The doomed plane was the third of four floatplanes operated by Promech to take a tour over the Misty Fjords National Monument Wilderness, with each plane leaving approximately five minutes after the one before. When the plane did not return to Ketchikan, a search was initiated and an emergency locator transmitter signal was found. The plane itself was ultimately located “in an area of heavily forested, steep terrain,” according to the NTSB preliminary report.

Fox News reported at the time of the crash that the plane was found with the fuselage largely intact, although the wings and tail broke off in the crash.

Pilot Inexperience, Company Culture Led to Plane Crash

Bryan Krill, the pilot of the downed plane, had fewer than two months’ experience flying air tours in that area, and reportedly showed difficulty with assessing his own capacity for risk. The NTSB report notes that Krill continued to fly under visual flight rules even though weather conditions warranted a switch to instrument flight rules.

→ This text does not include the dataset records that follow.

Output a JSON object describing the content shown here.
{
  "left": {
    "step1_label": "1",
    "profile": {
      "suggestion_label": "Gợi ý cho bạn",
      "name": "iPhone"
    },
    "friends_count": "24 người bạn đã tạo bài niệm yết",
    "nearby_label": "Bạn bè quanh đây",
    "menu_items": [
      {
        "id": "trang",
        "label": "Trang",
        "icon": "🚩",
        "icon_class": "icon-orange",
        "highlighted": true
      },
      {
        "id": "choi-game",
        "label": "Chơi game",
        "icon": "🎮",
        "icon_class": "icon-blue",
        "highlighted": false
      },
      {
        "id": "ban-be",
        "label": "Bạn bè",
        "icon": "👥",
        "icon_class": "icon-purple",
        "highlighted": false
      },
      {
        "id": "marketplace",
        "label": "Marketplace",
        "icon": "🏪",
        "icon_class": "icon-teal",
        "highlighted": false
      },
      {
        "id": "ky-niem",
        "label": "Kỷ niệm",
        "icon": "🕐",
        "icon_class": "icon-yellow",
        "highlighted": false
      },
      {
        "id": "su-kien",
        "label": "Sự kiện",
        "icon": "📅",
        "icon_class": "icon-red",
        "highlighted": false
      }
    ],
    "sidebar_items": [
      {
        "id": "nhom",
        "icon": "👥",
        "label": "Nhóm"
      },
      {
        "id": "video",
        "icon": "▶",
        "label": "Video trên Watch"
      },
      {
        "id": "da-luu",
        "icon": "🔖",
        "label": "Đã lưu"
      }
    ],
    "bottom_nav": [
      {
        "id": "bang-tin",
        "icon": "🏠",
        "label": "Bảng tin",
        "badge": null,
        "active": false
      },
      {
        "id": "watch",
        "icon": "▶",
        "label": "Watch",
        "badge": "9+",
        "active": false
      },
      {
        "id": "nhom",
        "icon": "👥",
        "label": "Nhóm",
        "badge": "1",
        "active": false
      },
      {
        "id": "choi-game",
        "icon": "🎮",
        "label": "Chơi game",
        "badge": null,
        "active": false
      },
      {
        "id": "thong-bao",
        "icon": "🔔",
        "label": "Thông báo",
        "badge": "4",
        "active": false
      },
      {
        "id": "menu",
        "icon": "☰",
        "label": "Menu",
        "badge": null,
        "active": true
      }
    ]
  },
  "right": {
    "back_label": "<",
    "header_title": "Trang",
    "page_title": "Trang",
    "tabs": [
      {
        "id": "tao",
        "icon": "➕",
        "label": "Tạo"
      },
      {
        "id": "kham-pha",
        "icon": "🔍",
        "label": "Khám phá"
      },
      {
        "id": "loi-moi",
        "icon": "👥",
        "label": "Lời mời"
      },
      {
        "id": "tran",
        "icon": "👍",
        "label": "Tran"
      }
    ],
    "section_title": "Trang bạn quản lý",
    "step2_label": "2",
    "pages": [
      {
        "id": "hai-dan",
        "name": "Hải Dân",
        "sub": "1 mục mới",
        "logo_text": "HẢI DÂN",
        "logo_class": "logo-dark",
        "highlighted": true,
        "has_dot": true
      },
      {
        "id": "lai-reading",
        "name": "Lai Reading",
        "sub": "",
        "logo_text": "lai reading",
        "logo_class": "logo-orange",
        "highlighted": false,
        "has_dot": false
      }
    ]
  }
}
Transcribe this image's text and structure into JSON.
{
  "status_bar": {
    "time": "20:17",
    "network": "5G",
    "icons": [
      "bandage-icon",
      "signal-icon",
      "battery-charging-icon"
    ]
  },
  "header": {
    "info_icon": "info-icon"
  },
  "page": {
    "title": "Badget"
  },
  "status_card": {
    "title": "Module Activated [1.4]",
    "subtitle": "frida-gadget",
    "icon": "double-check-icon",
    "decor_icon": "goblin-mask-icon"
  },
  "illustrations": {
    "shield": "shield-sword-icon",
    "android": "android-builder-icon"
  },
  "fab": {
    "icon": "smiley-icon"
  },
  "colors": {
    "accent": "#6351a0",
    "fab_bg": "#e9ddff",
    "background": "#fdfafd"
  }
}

The pilot had the option of taking a short route or a long route back to the cruise ship. The long route was known for being less scenic, but, because it was primarily over water, was also the preferred option during poor weather conditions. Krill and two others chose to return via the short route, while the fourth pilot chose the long route. The NTSB notes that Krill’s decision to use the short route may have been influenced by other, more experienced pilots also choosing the short route and by the pressure to get cruise ship passengers back to the ship on time.

Despite choosing to take the short route, Krill moved off the designated route and turned west early, putting his plane on a collision course with a 1,900-foot mountain. Just prior to colliding, the plane pitched up indicating the pilot attempted at the last minute to avoid a collision.

“Evidence collected in the investigation supported a finding that the pilot’s decisions regarding his tour flights were influenced by schedule pressure; his attempt to emulate the behavior of other more experienced pilots’ and Pomech’s organizational culture which tacitly endorsed flying in hazardous weather conditions,” the NTSB wrote.

The NTSB found that two other tour operators who also flew passengers in the same area where the crash occurred had canceled that day’s flights, but Promech and one other tour operator took more risks and were able to bring in more revenue as a result.

“Lives depended on the pilot’s decision making,” said NTSB Acting Chairman Robert Sumwalt. “Pilot decisions are informed, for better or worse, by their company’s culture. This company allowed competitive pressure to overwhelm the common-sense needs of passenger safety in its operations. That’s the climate in which the accident pilot worked.”

NTSB Issues Recommendations Following Alaska Plane Crash

Following its investigation into the plane crash, the NTSB made a variety of recommendations for cruise ships and local tour operators. These recommendations may be timely because according to the NTSB, there have been four fatal crashes involving cruise-ship passengers in Alaska in the eight years before this crash occurred.

Among the NTSB’s recommendations:

  • That Ketchikan air tour operators make training improvements to address pilot human factors, including assessment of weather conditions;
  • That conservative weather minimum for Ketchikan air tour operators be implemented to encourage operators to avoid flying in poor weather; and
  • That the cruise line industry is aware that schedule pressures affect how air tours are operated if they must return passengers to a cruise ship in a short time.

Victims of Cruise Ship Tour Plane Crash Remembered

Everyone on the plane with the exception of the pilot was a guest aboard the Westerdam, a Holland America Line cruise ship, which had left Seattle on June 20. Among the victims of the plane crash were pilot Bryan Krill, Rowland Cheney, Mary Doucette, June Kranenburg, Leonard Kranenburg, Margie Apodaca, Raymond Apodaca, Glenda Cambiaso, and Hugo Cambiaso.